Our implementation of the Java parallel runtime system relies on the existing Java mechanisms for concurrency and synchronization. In Java, a new thread is created upon the instantiation of an object that extends the Thread class. Threads may share any object to which they have a reference. Synchronization is achieved using a monitor-like facility. The keyword synchronized placed in front of a method definition implies that any thread executing that method must gain exclusive access rights prior to executing the method. Within a synchronized method, a thread may call wait, to temporarily halt execution of the thread and allowing another thread to execute a synchronized method in that class. The original thread resumes execution only when another thread calls signal.
Figure 2 shows an example of a parallel matrix multiplication using Java threads. A series of threads are created, one per row of the result matrix. Each of the threads is passed a reference to the two input matrices and the result matrix, and each thread in turn calls a method to multiply the row it has been assigned (the constructor, which accepts the parameters, is called when the class is instantiated, and the run method in the class is executed when the start method is called on that class).

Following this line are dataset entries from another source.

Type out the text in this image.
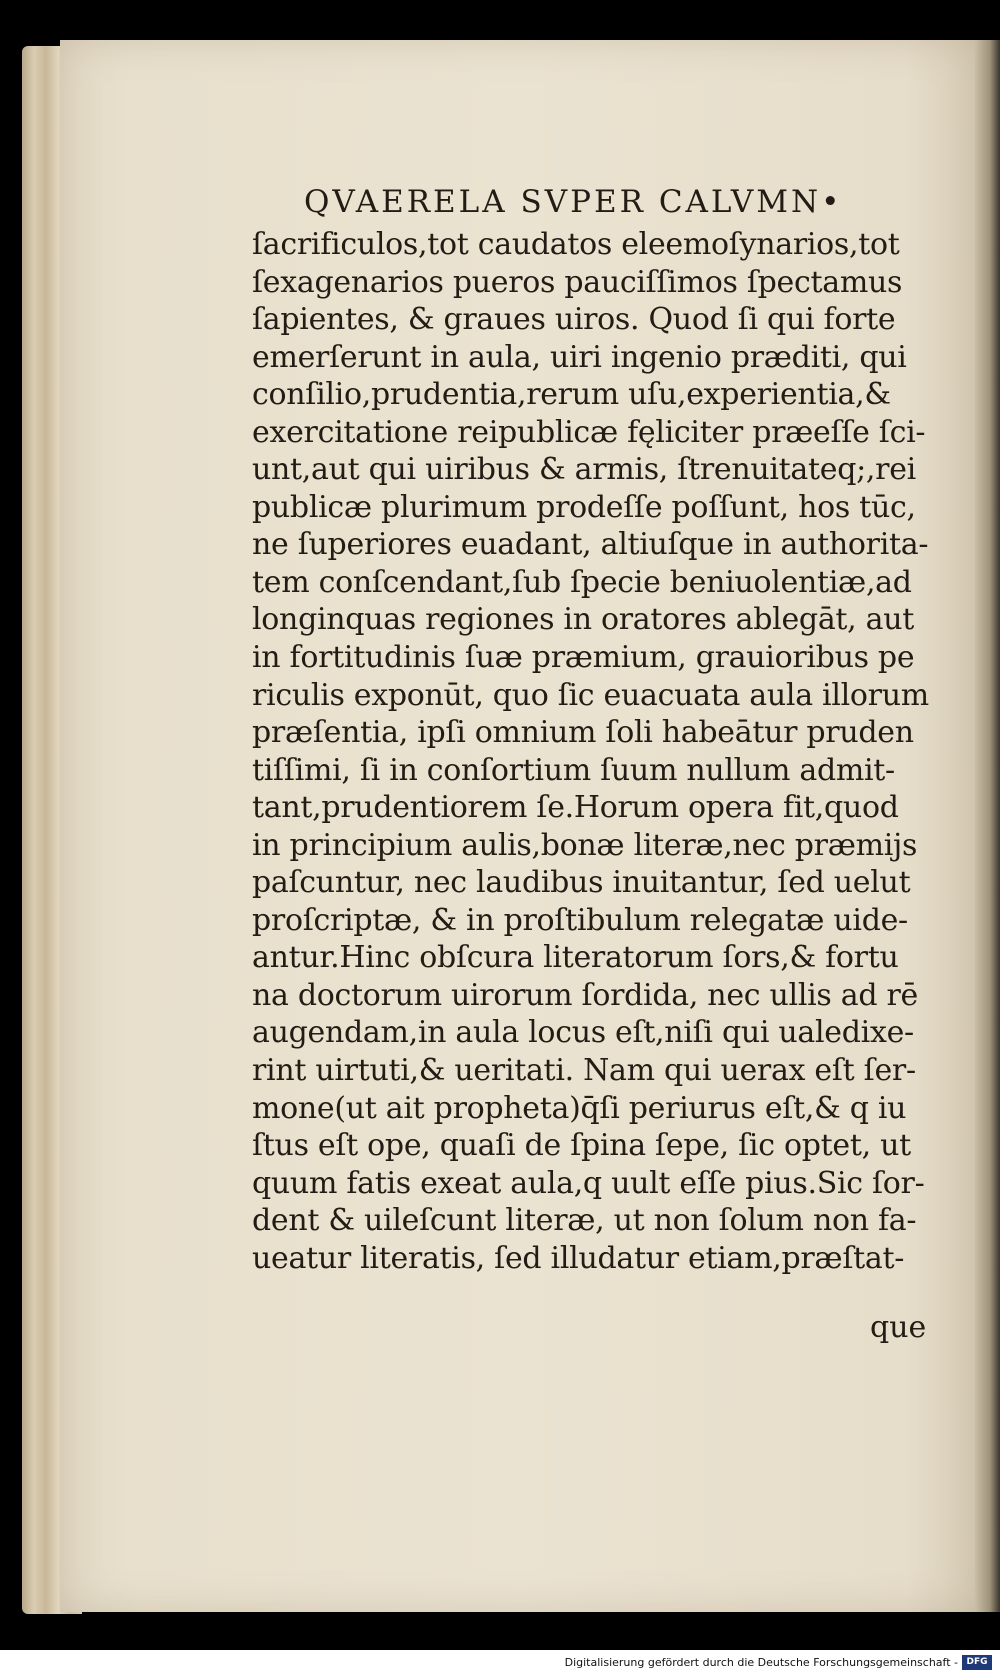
QVAERELA SVPER CALVMN•
ſacrificulos,tot caudatos eleemoſynarios,tot
ſexagenarios pueros pauciſſimos ſpectamus
ſapientes, & graues uiros. Quod ſi qui forte
emerſerunt in aula, uiri ingenio præditi, qui
conſilio,prudentia,rerum uſu,experientia,&
exercitatione reipublicæ fęliciter præeſſe ſci-
unt,aut qui uiribus & armis, ſtrenuitateq;,rei
publicæ plurimum prodeſſe poſſunt, hos tūc,
ne ſuperiores euadant, altiuſque in authorita-
tem conſcendant,ſub ſpecie beniuolentiæ,ad
longinquas regiones in oratores ablegāt, aut
in fortitudinis ſuæ præmium, grauioribus pe
riculis exponūt, quo ſic euacuata aula illorum
præſentia, ipſi omnium ſoli habeātur pruden
tiſſimi, ſi in conſortium ſuum nullum admit-
tant,prudentiorem ſe.Horum opera fit,quod
in principium aulis,bonæ literæ,nec præmijs
paſcuntur, nec laudibus inuitantur, ſed uelut
proſcriptæ, & in proſtibulum relegatæ uide-
antur.Hinc obſcura literatorum ſors,& fortu
na doctorum uirorum ſordida, nec ullis ad rē
augendam,in aula locus eſt,niſi qui ualedixe-
rint uirtuti,& ueritati. Nam qui uerax eſt ſer-
mone(ut ait propheta)q̄ſi periurus eſt,& q iu
ſtus eſt ope, quaſi de ſpina ſepe, ſic optet, ut
quum fatis exeat aula,q uult eſſe pius.Sic ſor-
dent & uileſcunt literæ, ut non ſolum non fa-
ueatur literatis, ſed illudatur etiam,præſtat-
que
Digitalisierung gefördert durch die Deutsche Forschungsgemeinschaft - DFG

Figure 2: Example Matrix Multiply code
In the JPRS, upon the invocation of a thread, the modified interpreter on the local machine (the client) contacts one of the other machines also running the modified interpreter (the server). The client must then upload the class that is to be executed, along with any classes that may be referenced by this class, to the server. To do this, upon instantiation of a thread on a remote machine, replicas of all classes are made on the remote machine. Then, consistency mechanisms ensure that the replicas on the different machines remain consistent during the course of the parallel computation.

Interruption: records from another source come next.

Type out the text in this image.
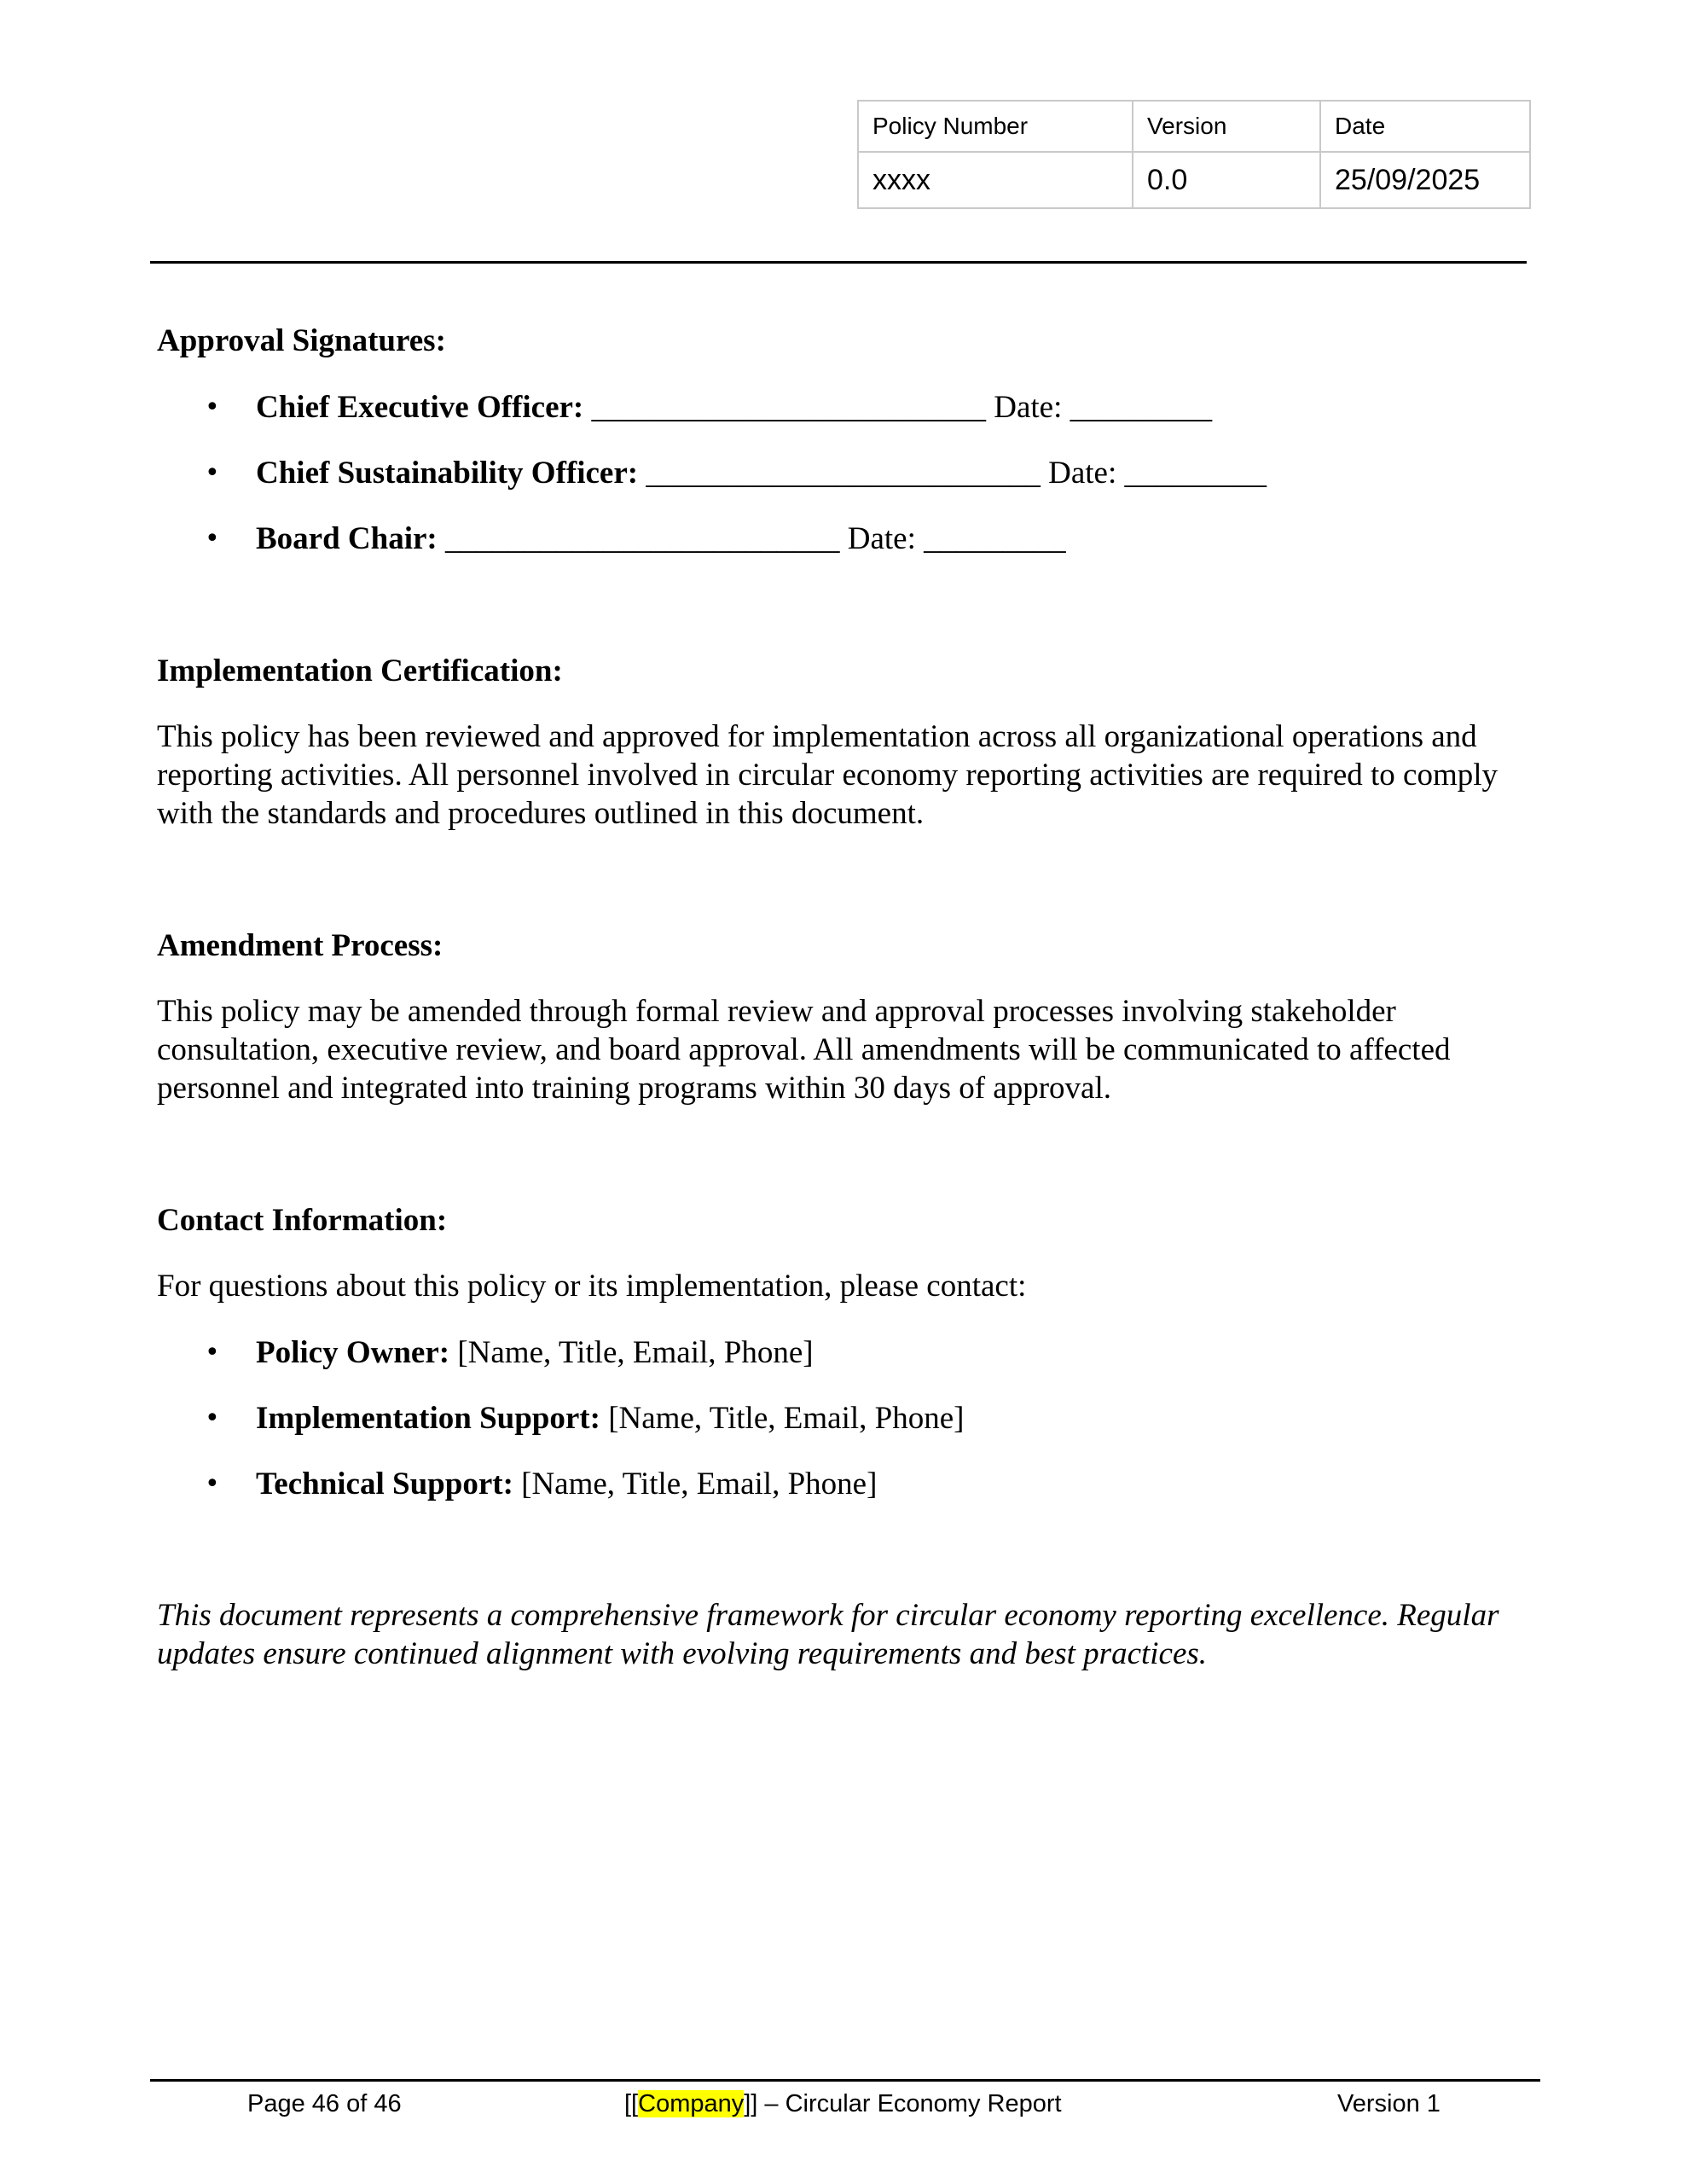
Policy Number	Version	Date
xxxx	0.0	25/09/2025
Approval Signatures:
• Chief Executive Officer: _________________________ Date: _________
• Chief Sustainability Officer: _________________________ Date: _________
• Board Chair: _________________________ Date: _________
Implementation Certification:
This policy has been reviewed and approved for implementation across all organizational operations and reporting activities. All personnel involved in circular economy reporting activities are required to comply with the standards and procedures outlined in this document.
Amendment Process:
This policy may be amended through formal review and approval processes involving stakeholder consultation, executive review, and board approval. All amendments will be communicated to affected personnel and integrated into training programs within 30 days of approval.
Contact Information:
For questions about this policy or its implementation, please contact:
• Policy Owner: [Name, Title, Email, Phone]
• Implementation Support: [Name, Title, Email, Phone]
• Technical Support: [Name, Title, Email, Phone]
This document represents a comprehensive framework for circular economy reporting excellence. Regular updates ensure continued alignment with evolving requirements and best practices.
Page 46 of 46	[[Company]] – Circular Economy Report	Version 1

Consistency enforcement occurs at the synchronization points in the program, using the notion of release consistency used in many DSM systems (Munin and Treadmarks, for example [6][1]). Release consistency assumes that all synchronization operations are classified as either acquire or release operations. The underlying coherence protocol relies on these acquire and release operations being visible to the system, and on the correct use of these acquire and release operations. The mechanisms used to provide consistency in ParaWeb make use of Java's built-in synchronization facilities. Each of the Java synchronization points is mapped onto the acquire and release operations of the release consistency model. That is, for the purpose of consistency, calling a synchronized method in Java is equivalent to an acquire operation, and exiting a synchronization method is equivalent to a release operation. Whenever a thread calls wait inside a synchronized method, that wait operation is treated like a release operation followed by an acquire. A signal operation is treated like a release operation.
The prototype implementation of ParaWeb is being designed with an update-based protocol, in which all replicas of a class are updated whenever a synchronization point equivalent to a release operation is invoked. Future enhancements to this protocol are planned which use more sophisticated coherence protocols.